Nach der Mittagspause gab es einige kurze Inputs zu verschiedenen demokratischen Innovationen. Behandelt wurden etwa die Fragen: Wie können wir das Wahlrecht erneuern und besser gestalten? Welche Rolle spielt Transparenz? Wie kann gute digitale Beteiligung funktionieren? Außerdem wurden das öffentliche Petitionswesen und die partizipative Gesetzgebung in Thüringen vorgestellt.
Am Nachmittag konnten die Teilnehmenden dann in fünf Workshops selbst aktiv werden und in den inhaltlichen Austausch gehen zu verschiedenen Themen. Es gab Workshops zu Bürgerräten, zur Verbindung von Demokratie und Klimaschutz, zu Polarisierungstendenzen, zur Frage wie es möglich ist, mehr Frauen in die Kommunalpolitik zu bringen und zu Möglichkeiten der Verteidigung gegenüber juristischen Angriffen von rechten Netzwerken.
Der letzte Programmpunkt widmete sich dann der Verabschiedung einer gemeinsamen „Leipziger Erklärung“. Bereits im Vorhinein online und auch den Tag über während der Veranstaltung hatten die Teilnehmenden die Möglichkeit den von Ralf-Uwe Beck initiierten Entwurf einer Erklärung zu kommentieren und Änderungswünsche anzubringen. Kurz vor 16 Uhr ging es dann in die finale Abstimmung im Plenum, wo diese Änderungen diskutiert und teilweise beschlossen wurden. Am Ende stellten sich alle 80 Teilnehmenden geschlossen hinter die Forderungen, die sich an die Koalitionäre in Thüringen, Sachsen und Brandenburg richten und beschlossen die „Leipziger Erklärung – Demokratie schützen, erlebbar machen und erneuern“. Die Erklärung enthält Forderungen zum Schutz demokratischer Institutionen, zu mehr Bürgerbeteiligung und Innovation sowie Weiterentwicklung des Wahlrechts und des Ausbaus direktdemokratischer Möglichkeiten. Am Ende heißt es: „Wir brauchen jetzt einen aktiven Schutz und die Weiterentwicklung der Demokratie, einen Innovationsschub und mehr Mut, ins Experiment zu gehen.“
Die ganze Erklärung gibt es hier zum Nachlesen.

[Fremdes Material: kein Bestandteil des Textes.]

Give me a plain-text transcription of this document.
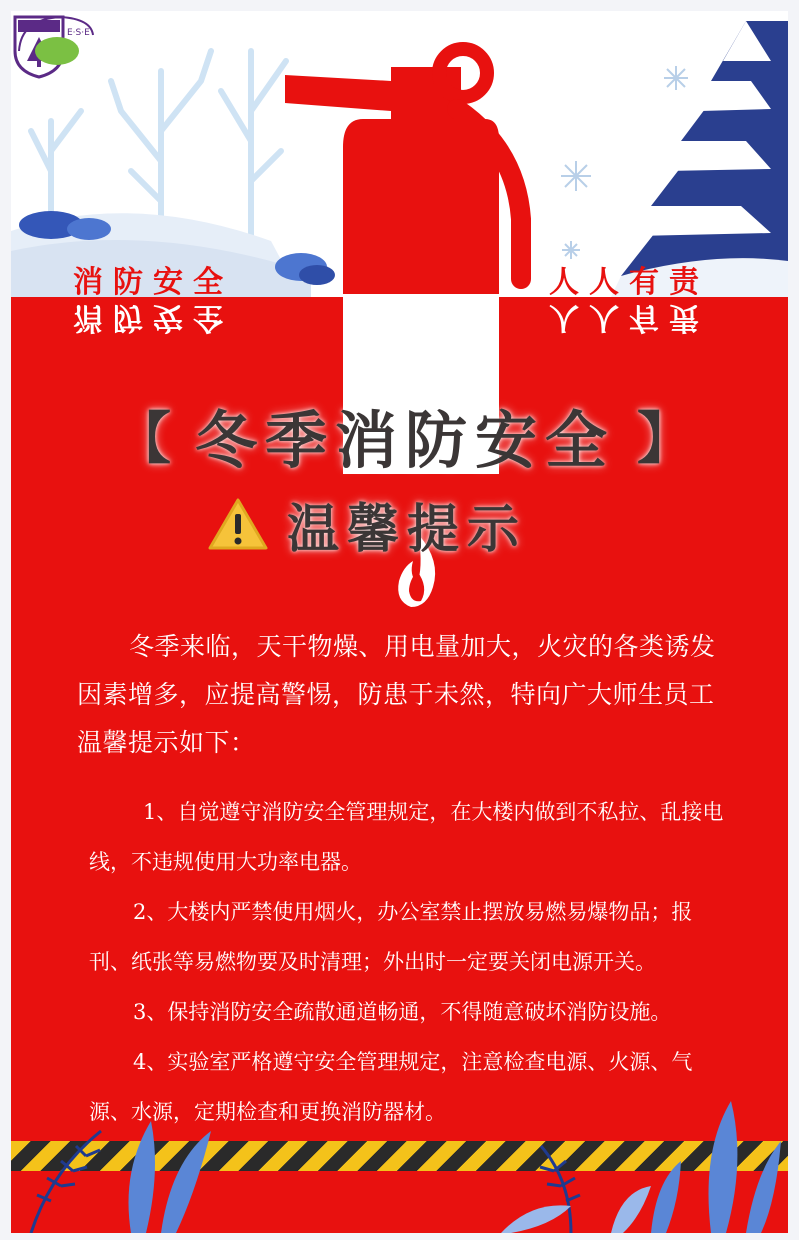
E·S·E
消防安全
消防安全
人人有责
人人有责
【 冬季消防安全 】
温馨提示
冬季来临，天干物燥、用电量加大，火灾的各类诱发因素增多，应提高警惕，防患于未然，特向广大师生员工温馨提示如下：
1、自觉遵守消防安全管理规定，在大楼内做到不私拉、乱接电线，不违规使用大功率电器。
2、大楼内严禁使用烟火，办公室禁止摆放易燃易爆物品；报刊、纸张等易燃物要及时清理；外出时一定要关闭电源开关。
3、保持消防安全疏散通道畅通，不得随意破坏消防设施。
4、实验室严格遵守安全管理规定，注意检查电源、火源、气源、水源，定期检查和更换消防器材。
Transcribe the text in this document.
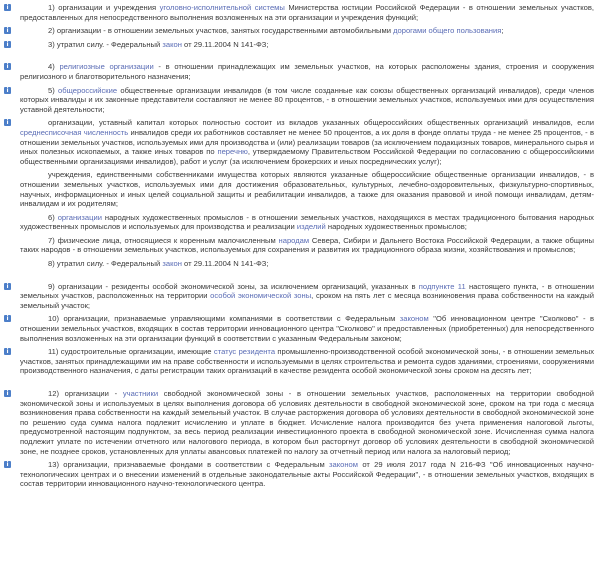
i	1) организации и учреждения уголовно-исполнительной системы Министерства юстиции Российской Федерации - в отношении земельных участков, предоставленных для непосредственного выполнения возложенных на эти организации и учреждения функций;

i	2) организации - в отношении земельных участков, занятых государственными автомобильными дорогами общего пользования;

i	3) утратил силу. - Федеральный закон от 29.11.2004 N 141-ФЗ;

i	4) религиозные организации - в отношении принадлежащих им земельных участков, на которых расположены здания, строения и сооружения религиозного и благотворительного назначения;

i	5) общероссийские общественные организации инвалидов (в том числе созданные как союзы общественных организаций инвалидов), среди членов которых инвалиды и их законные представители составляют не менее 80 процентов, - в отношении земельных участков, используемых ими для осуществления уставной деятельности;

i	организации, уставный капитал которых полностью состоит из вкладов указанных общероссийских общественных организаций инвалидов, если среднесписочная численность инвалидов среди их работников составляет не менее 50 процентов, а их доля в фонде оплаты труда - не менее 25 процентов, - в отношении земельных участков, используемых ими для производства и (или) реализации товаров (за исключением подакцизных товаров, минерального сырья и иных полезных ископаемых, а также иных товаров по перечню, утверждаемому Правительством Российской Федерации по согласованию с общероссийскими общественными организациями инвалидов), работ и услуг (за исключением брокерских и иных посреднических услуг);

учреждения, единственными собственниками имущества которых являются указанные общероссийские общественные организации инвалидов, - в отношении земельных участков, используемых ими для достижения образовательных, культурных, лечебно-оздоровительных, физкультурно-спортивных, научных, информационных и иных целей социальной защиты и реабилитации инвалидов, а также для оказания правовой и иной помощи инвалидам, детям-инвалидам и их родителям;

6) организации народных художественных промыслов - в отношении земельных участков, находящихся в местах традиционного бытования народных художественных промыслов и используемых для производства и реализации изделий народных художественных промыслов;

7) физические лица, относящиеся к коренным малочисленным народам Севера, Сибири и Дальнего Востока Российской Федерации, а также общины таких народов - в отношении земельных участков, используемых для сохранения и развития их традиционного образа жизни, хозяйствования и промыслов;

8) утратил силу. - Федеральный закон от 29.11.2004 N 141-ФЗ;

i	9) организации - резиденты особой экономической зоны, за исключением организаций, указанных в подпункте 11 настоящего пункта, - в отношении земельных участков, расположенных на территории особой экономической зоны, сроком на пять лет с месяца возникновения права собственности на каждый земельный участок;

i	10) организации, признаваемые управляющими компаниями в соответствии с Федеральным законом "Об инновационном центре "Сколково" - в отношении земельных участков, входящих в состав территории инновационного центра "Сколково" и предоставленных (приобретенных) для непосредственного выполнения возложенных на эти организации функций в соответствии с указанным Федеральным законом;

i	11) судостроительные организации, имеющие статус резидента промышленно-производственной особой экономической зоны, - в отношении земельных участков, занятых принадлежащими им на праве собственности и используемыми в целях строительства и ремонта судов зданиями, строениями, сооружениями производственного назначения, с даты регистрации таких организаций в качестве резидента особой экономической зоны сроком на десять лет;

i	12) организации - участники свободной экономической зоны - в отношении земельных участков, расположенных на территории свободной экономической зоны и используемых в целях выполнения договора об условиях деятельности в свободной экономической зоне, сроком на три года с месяца возникновения права собственности на каждый земельный участок. В случае расторжения договора об условиях деятельности в свободной экономической зоне по решению суда сумма налога подлежит исчислению и уплате в бюджет. Исчисление налога производится без учета применения налоговой льготы, предусмотренной настоящим подпунктом, за весь период реализации инвестиционного проекта в свободной экономической зоне. Исчисленная сумма налога подлежит уплате по истечении отчетного или налогового периода, в котором был расторгнут договор об условиях деятельности в свободной экономической зоне, не позднее сроков, установленных для уплаты авансовых платежей по налогу за отчетный период или налога за налоговый период;

i	13) организации, признаваемые фондами в соответствии с Федеральным законом от 29 июля 2017 года N 216-ФЗ "Об инновационных научно-технологических центрах и о внесении изменений в отдельные законодательные акты Российской Федерации", - в отношении земельных участков, входящих в состав территории инновационного научно-технологического центра.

Abschließend gab es bei Kaffee und Kuchen Zeit zum freien Austausch und zur Vernetzung.
Wir danken allen Teilnehmenden für den spannenden, lehrreichen und Mut machenden Tag mit all den unterschiedlichen wichtigen Perspektiven auf die aktuelle Lage der Demokratie in Thüringen, Sachsen und Brandenburg nach den Landtagswahlen, aber auch über diese Bundesländer hinaus, in Deutschland, Europa und weltweit.